Although I enjoyed pushing cattle down to fall pasture, it wasn't recreational since I got paid to do it.
-- She about dumped me with her U turn after the cow, note loose reins on bosal I always ride her with no bit just a bosal or halter only, the avatar picture was just a piggin string only no nothing, saddle or anything. It was about 1/4 mile to house. This was team penning at church on my mare.
Due to all the horsing around on other threads, I finally found this thread and decided to exhume it.

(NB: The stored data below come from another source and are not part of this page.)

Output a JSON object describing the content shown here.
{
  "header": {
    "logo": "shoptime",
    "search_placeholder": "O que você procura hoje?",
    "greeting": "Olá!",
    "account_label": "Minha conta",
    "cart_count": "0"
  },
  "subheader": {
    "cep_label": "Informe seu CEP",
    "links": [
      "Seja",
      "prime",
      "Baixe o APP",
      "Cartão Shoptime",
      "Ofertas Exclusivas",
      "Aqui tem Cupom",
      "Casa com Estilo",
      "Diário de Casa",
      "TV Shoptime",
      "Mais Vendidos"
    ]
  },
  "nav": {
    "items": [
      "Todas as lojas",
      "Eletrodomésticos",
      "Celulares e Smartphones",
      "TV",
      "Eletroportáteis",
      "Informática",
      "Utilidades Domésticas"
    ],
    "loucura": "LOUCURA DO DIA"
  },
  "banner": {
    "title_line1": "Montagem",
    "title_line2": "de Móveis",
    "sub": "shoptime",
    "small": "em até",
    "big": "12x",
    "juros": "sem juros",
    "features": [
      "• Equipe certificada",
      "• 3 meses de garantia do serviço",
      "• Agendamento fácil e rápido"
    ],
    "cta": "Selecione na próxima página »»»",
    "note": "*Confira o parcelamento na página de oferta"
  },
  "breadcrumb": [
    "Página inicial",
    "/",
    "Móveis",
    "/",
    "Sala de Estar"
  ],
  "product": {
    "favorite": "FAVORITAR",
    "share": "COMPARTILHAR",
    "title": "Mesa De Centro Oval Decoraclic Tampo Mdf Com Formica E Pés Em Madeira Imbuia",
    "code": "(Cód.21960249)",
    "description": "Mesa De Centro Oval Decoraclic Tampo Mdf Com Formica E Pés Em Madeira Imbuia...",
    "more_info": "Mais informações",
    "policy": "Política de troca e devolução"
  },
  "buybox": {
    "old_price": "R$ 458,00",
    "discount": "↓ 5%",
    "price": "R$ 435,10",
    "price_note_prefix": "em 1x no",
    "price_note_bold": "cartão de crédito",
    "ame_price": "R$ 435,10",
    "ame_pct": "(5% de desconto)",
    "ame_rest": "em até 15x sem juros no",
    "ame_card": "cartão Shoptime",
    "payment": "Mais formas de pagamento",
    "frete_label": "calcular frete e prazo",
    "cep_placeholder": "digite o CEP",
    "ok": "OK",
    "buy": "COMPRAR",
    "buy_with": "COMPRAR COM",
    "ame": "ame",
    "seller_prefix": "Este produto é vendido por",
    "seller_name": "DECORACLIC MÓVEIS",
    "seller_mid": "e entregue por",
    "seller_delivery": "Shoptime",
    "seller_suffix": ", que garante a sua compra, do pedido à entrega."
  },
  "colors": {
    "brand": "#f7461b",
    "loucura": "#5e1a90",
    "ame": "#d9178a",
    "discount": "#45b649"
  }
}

While my riding was mostly work-related, I did enjoy some trail riding behind my log cabin. I could ride for miles without seeing another person. I never attempted it, but a friend an avid trail rider and horse breeder had purposed a trail ride that would start at the Washington southern border and end at the Nevada north border making a north-to-south trip across Oregon. We would ride the back trails across ranches (with permission), allotments, BLM, and forest service roads the entire way. My favorite riding jeans were the super high-waisted ones. I liked the ones with high back pockets but loved the ones with no back pockets or what we called bareback. Over the last two years, I have replaced all my jeans, now at 22 pairs, with USA-made high-waisted, cowgirl cut roomy seat, tough denim jeans. 16 of the jeans are bareback and I find them more comfortable for horsing around typing on this computer than the ones even with high pockets. Female riders these days can only wear those low-rise skinny jeans because they are lightweight and very stretchy. Here is a photo from last year of me wearing barebacks. I am just posing by the horse for effect.
I did design clothes for myself when I sewed. It was just 2 years ago I got on the kick to replace all my jeans with USA-made vintage mostly from the 80s and 90s. I have enough now to last me until I die.
That's great, and I'm sure the quality is way better. Good that if they need any kind of stitching you are definitely qualified.